A Controvérsia em Torno do Termo ‘Narcoterrorismo’
Outro termo que tem gerado intenso debate é “narcoterrorismo”, frequentemente utilizado por governadores como Castro, Tarcísio e Zema para descrever facções criminosas, especialmente as de maior poder em estados como Rio de Janeiro e São Paulo. Sociólogos, cientistas políticos e especialistas em segurança pública, consultados pela Agência Brasil, identificaram o uso político e simbólico desse vocabulário nos discursos oficiais. Jacqueline Muniz, antropóloga e cientista política da Universidade Federal Fluminense (UFF), argumenta que classificações como “narcoterrorismo” e “Estado paralelo” servem para encobrir a incompetência e o oportunismo político das autoridades. Ademais, ao empregar a tese de “narcoterrorismo”, líderes políticos buscam justificar a demanda por mais poder, recursos e orçamentos, minimizando a necessidade de prestar contas à sociedade.

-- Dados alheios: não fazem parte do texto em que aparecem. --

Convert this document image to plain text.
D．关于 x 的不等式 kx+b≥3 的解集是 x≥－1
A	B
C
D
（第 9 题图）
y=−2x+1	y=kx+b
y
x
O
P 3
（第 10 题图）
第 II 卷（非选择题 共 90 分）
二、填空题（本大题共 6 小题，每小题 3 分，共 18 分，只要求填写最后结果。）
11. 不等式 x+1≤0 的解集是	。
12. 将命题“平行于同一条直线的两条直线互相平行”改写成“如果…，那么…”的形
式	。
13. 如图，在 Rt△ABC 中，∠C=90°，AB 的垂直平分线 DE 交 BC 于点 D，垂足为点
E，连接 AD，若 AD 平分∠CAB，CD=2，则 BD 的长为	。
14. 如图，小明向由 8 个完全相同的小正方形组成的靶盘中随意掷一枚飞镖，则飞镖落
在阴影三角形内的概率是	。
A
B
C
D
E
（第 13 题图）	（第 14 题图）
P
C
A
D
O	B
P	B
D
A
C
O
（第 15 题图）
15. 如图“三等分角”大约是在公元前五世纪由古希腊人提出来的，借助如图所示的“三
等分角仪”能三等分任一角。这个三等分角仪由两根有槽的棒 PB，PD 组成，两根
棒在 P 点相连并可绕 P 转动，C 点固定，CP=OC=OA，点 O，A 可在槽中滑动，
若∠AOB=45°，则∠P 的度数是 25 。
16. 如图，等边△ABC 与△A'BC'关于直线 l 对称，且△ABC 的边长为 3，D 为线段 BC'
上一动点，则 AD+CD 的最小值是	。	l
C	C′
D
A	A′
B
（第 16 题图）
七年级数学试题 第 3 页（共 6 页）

Para Ignacio Cano, a expressão é conceitualmente imprecisa. Ele explica que o terrorismo está tipicamente ligado a objetivos políticos e ao uso indiscriminado de violência contra civis para alcançá-los. Um “narcoterrorista”, por outro lado, teria como principal motivação o lucro, não a política, configurando assim uma contradição de termos. Conforme a Lei nº 13.260 de 2016, o terrorismo no Brasil é definido por atos cometidos por razões de xenofobia, discriminação racial, étnica ou religiosa, com o propósito de instigar terror social generalizado. Facções de tráfico de drogas, portanto, são legalmente classificadas como organizações criminosas, e o governo federal, por meio do ministro da Justiça e Segurança Pública, Ricardo Lewandowski, mantém essa interpretação. Contudo, o Projeto de Lei 724/25, de autoria do deputado Coronel Meira (PL-PE), busca expandir o conceito de terrorismo para incluir o tráfico de drogas, já tendo sido aprovado na Comissão de Segurança Pública da Câmara dos Deputados e aguardando análise da Comissão de Constituição e Justiça e de Cidadania (CCJ).
Pressão Internacional e os Riscos à Democracia Brasileira
A utilização do termo “narcoterrorismo” no Brasil também é impulsionada por uma crescente pressão de políticos de direita no cenário internacional. Recentemente, os governos da Argentina, sob Javier Milei, e do Paraguai, com Santiago Peña, categorizaram o PCC e o Comando Vermelho como organizações terroristas. Inclusive, os Estados Unidos sugeriram ao Brasil adotar a mesma medida durante uma visita de sua comitiva em maio deste ano. Especialistas em segurança pública interpretam essa pressão como um alinhamento político com forças externas, o que, por sua vez, desloca o debate da esfera policial para a geopolítica. Segundo eles, a adoção do termo “narcoterrorista” no país poderia fragilizar a democracia e aumentar os riscos de interferências internacionais. Jonas Pacheco, coordenador de pesquisa da Rede de Observatórios da Segurança, adverte que essa retórica facilita a intervenção dos Estados Unidos no território brasileiro, evocando temores históricos pós-11 de setembro e se inserindo numa lógica de dominação da América Latina. Ademais, Ignacio Cano observa que, em outros contextos, como em El Salvador e Equador, o termo “terrorismo” é usado para justificar execuções sumárias e mitigar garantias processuais, embora seja importante ressaltar que nenhuma lei antiterrorista legaliza tais execuções.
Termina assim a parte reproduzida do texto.